3.1.2. Sea Level Variation

The Fraser River Valley and its surrounding area have experienced significant sea level variations, in particular, close to the end of the last glaciation period [35,36]. At around 15,000 BP, the Fraser Valley was covered by ~1.5 km thick glaciers [35]. Glacial retreat resulted in approximately 150 m relative sea level increase at around 14,000 BP. Between 14,000 and 10,000 BP, the relative sea level rapidly dropped to about 12 m below its present level, due to isostatic rebound [36,37]. The delta deposition started approximately 10,000 years BP (within the modelling interval herein). Sea level variation since the delta progradation initiated has received some attention, and there are various opinions. Several studies suggest that during delta progradation, relative sea level increased a noticeable 12 m until 2000 BP, when the relative sea level reached its current level [3,13,38,39]. Other studies indicate that sea level fluctuations were reported to be minor (~1 m) [37]. Therefore, in this study, two main scenarios are considered: (1) a 12 m increase between 10,000 and 2000 BP, and (2) a constant (zero) sea level throughout the modern Fraser River Delta evolution (step 1–2). Some recent studies also suggest that relative sea level might increase up to 2 m in the next 100 years, mainly due to anthropogenic effects [33,40]. The potential results of this relative sea level increase are also tested in this study.

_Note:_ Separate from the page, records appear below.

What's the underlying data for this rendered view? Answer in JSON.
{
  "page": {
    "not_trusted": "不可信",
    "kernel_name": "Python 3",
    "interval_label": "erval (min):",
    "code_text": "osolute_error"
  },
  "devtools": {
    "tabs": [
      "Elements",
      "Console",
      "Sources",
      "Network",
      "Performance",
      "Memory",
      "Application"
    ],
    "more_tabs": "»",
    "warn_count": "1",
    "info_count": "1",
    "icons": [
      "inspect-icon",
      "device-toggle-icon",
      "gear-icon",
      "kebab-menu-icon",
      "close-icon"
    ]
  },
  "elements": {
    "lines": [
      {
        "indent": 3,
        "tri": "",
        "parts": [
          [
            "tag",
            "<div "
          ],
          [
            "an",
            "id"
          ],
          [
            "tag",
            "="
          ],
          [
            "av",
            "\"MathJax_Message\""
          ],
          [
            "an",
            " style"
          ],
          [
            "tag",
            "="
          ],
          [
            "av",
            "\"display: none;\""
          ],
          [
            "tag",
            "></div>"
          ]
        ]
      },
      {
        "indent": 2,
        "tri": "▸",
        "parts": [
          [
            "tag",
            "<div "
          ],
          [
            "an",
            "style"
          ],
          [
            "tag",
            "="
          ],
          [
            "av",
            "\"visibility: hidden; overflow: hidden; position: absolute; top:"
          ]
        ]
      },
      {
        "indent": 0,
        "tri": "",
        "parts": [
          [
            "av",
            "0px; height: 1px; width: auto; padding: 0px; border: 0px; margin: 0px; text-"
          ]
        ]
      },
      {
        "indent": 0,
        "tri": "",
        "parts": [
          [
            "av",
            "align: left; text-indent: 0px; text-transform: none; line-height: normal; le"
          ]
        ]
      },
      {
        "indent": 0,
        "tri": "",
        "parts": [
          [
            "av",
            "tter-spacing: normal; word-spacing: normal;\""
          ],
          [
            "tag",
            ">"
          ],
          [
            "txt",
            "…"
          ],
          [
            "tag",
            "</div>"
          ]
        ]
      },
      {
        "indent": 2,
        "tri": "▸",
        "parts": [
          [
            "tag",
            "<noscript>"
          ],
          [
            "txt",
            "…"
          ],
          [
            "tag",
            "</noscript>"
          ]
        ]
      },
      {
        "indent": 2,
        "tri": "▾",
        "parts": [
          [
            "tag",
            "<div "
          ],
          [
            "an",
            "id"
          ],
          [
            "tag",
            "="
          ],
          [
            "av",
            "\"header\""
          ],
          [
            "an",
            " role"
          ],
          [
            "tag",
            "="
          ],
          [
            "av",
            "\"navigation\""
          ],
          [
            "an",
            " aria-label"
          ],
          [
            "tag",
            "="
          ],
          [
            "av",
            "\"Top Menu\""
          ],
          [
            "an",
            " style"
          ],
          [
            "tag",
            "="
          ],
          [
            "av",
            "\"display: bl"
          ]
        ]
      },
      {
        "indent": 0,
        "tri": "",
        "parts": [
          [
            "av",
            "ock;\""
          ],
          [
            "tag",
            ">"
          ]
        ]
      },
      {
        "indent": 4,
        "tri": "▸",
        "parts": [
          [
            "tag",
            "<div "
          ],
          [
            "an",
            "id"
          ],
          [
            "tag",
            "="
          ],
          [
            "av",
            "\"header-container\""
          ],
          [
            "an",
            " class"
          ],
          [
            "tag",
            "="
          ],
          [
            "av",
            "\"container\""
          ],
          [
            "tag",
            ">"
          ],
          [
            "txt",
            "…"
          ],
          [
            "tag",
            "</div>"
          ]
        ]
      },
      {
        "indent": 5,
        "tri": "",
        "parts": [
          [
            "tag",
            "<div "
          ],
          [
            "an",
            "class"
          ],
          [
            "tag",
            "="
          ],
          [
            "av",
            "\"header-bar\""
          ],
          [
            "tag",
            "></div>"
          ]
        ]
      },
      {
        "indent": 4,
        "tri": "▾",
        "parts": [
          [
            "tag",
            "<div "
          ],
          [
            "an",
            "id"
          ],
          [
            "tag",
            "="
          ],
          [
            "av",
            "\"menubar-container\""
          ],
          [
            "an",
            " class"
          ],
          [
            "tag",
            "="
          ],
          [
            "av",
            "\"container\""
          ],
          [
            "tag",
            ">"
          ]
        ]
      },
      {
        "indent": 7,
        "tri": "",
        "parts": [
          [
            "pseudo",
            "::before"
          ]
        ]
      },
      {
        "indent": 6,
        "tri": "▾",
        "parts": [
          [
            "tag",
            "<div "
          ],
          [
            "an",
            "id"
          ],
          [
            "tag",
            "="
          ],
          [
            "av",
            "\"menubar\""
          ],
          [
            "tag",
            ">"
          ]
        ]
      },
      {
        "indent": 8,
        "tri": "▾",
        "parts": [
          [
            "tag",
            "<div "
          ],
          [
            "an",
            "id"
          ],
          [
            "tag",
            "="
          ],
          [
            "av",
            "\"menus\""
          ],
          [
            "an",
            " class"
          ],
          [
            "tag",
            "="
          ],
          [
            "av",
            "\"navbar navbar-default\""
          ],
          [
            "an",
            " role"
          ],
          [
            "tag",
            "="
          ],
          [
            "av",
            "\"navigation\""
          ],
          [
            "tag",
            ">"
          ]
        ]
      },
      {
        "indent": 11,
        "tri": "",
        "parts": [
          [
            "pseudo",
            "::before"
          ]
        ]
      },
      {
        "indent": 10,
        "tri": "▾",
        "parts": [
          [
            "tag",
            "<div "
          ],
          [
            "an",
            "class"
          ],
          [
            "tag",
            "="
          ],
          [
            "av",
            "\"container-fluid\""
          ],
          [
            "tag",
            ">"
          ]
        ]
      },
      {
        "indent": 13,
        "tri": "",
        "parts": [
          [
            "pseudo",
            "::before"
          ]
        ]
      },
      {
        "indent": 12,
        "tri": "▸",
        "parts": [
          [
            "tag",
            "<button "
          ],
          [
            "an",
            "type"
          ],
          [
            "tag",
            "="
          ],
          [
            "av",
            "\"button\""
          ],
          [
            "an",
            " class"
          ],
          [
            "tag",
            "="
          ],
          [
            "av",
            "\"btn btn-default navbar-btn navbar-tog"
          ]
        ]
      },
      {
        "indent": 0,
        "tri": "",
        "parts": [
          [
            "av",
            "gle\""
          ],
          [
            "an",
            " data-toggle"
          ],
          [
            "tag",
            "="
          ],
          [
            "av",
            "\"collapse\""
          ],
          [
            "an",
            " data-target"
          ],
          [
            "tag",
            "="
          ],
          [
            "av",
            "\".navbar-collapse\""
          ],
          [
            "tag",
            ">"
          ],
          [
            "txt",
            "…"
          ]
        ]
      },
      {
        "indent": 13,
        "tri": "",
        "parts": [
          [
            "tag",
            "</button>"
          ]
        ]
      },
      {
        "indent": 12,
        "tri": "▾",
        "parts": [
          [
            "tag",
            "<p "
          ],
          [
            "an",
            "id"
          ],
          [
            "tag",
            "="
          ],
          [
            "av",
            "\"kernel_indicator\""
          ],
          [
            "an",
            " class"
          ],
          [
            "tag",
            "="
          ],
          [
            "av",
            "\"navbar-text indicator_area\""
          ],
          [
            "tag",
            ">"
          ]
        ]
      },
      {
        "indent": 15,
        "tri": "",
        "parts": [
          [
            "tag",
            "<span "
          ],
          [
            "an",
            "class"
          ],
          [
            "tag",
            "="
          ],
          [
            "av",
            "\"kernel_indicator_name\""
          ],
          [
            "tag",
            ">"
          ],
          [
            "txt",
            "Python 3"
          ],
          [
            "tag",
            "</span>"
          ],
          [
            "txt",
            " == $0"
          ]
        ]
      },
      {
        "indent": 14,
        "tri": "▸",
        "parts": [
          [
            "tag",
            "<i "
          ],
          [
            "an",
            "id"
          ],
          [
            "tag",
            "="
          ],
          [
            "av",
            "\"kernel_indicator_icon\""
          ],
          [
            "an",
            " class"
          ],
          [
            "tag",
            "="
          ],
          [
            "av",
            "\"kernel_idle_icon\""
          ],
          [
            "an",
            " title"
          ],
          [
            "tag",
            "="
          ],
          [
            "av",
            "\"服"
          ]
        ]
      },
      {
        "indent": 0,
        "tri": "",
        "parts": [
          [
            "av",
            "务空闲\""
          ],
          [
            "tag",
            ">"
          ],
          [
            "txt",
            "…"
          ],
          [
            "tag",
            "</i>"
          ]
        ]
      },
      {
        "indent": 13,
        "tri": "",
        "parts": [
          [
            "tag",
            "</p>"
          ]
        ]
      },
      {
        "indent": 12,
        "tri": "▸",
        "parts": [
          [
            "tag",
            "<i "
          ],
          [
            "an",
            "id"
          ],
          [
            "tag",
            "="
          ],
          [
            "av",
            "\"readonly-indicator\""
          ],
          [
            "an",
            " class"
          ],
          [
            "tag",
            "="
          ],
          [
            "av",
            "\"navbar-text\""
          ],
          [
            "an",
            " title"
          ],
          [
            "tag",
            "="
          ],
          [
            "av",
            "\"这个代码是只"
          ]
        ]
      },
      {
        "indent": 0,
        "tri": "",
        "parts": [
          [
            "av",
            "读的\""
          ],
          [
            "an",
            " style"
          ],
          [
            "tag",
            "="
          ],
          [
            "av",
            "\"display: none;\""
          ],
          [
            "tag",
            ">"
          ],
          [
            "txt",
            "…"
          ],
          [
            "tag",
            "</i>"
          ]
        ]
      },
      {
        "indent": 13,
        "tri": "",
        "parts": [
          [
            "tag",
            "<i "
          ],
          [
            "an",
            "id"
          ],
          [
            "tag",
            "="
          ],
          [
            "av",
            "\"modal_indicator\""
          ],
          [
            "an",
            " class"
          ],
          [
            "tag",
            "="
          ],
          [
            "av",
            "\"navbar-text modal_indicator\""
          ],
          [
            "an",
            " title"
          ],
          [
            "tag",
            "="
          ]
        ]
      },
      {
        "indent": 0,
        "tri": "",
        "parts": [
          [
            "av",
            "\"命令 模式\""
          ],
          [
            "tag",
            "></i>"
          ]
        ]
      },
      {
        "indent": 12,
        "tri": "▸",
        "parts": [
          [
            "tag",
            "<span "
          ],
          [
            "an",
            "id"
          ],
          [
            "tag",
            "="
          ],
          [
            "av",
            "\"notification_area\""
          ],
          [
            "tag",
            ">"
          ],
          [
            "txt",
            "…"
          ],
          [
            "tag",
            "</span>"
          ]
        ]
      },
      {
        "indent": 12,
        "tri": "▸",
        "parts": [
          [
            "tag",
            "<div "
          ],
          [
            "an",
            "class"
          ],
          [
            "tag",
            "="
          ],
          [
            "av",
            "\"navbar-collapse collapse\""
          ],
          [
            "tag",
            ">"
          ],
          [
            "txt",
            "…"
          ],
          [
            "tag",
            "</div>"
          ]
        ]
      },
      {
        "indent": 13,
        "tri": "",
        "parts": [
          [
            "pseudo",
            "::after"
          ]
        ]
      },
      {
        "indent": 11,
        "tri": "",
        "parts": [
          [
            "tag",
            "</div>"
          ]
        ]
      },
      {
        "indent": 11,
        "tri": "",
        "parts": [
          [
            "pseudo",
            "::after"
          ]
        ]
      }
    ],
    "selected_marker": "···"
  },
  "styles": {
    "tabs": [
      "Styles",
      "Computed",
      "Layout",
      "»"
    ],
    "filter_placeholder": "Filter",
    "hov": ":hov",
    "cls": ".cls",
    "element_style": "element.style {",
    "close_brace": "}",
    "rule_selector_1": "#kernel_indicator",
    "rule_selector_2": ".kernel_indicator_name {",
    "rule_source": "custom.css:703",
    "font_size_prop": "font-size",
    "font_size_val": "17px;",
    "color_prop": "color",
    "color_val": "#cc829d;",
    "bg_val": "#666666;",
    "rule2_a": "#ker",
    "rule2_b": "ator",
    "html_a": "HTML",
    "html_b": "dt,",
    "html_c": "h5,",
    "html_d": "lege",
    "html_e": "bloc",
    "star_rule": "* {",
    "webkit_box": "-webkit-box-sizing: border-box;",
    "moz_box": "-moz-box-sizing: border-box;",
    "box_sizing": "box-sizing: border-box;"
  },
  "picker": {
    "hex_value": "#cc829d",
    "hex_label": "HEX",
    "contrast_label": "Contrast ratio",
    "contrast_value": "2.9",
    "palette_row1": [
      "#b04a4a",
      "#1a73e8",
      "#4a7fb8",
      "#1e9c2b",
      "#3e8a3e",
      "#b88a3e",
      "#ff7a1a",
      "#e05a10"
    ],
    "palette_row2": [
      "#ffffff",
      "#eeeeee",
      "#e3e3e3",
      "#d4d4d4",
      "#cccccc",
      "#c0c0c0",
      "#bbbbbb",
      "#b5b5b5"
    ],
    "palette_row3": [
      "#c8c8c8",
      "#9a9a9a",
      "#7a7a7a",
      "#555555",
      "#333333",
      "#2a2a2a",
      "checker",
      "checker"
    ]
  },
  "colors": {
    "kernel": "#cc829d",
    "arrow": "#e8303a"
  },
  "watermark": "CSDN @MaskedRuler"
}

3.1.3. Sediment Supply and Water Discharge

Sediment supply and water discharge values are important input parameters in forward stratigraphic modelling, as they transport sediments and fill up the given accommodation space in siliciclastic settings. The majority of modelling studies use today’s reported world river values [18,41] to achieve realistic results in ancient settings, e.g., [28,42,43]. This approach is useful in ancient settings; however, real-time Fraser River discharge and sediment supply values are used in this study, as well as river location and width.
In the model, river discharge values vary between 4500 m3/s and 6000 m3/s (Table 1). These values are slightly higher than today’s average values, mainly because the reported values represent recent real-time data and do not consider the fact that the discharge rate was most likely higher in the past due to the extensive glacial melting, particularly close to the early stages of the delta progradation. Nevertheless, these values are lower than today’s maximum discharge rate.
Although annual river discharge values are known, it is also important to consider long-term variations along the river systems. In the Fraser River, extreme flooding events take place every 500 years [44]. The last extreme flood was reported in 1894 [45]. Thus, in the model, short-term high-energy floods (HEST) are applied to represent extreme floods [46].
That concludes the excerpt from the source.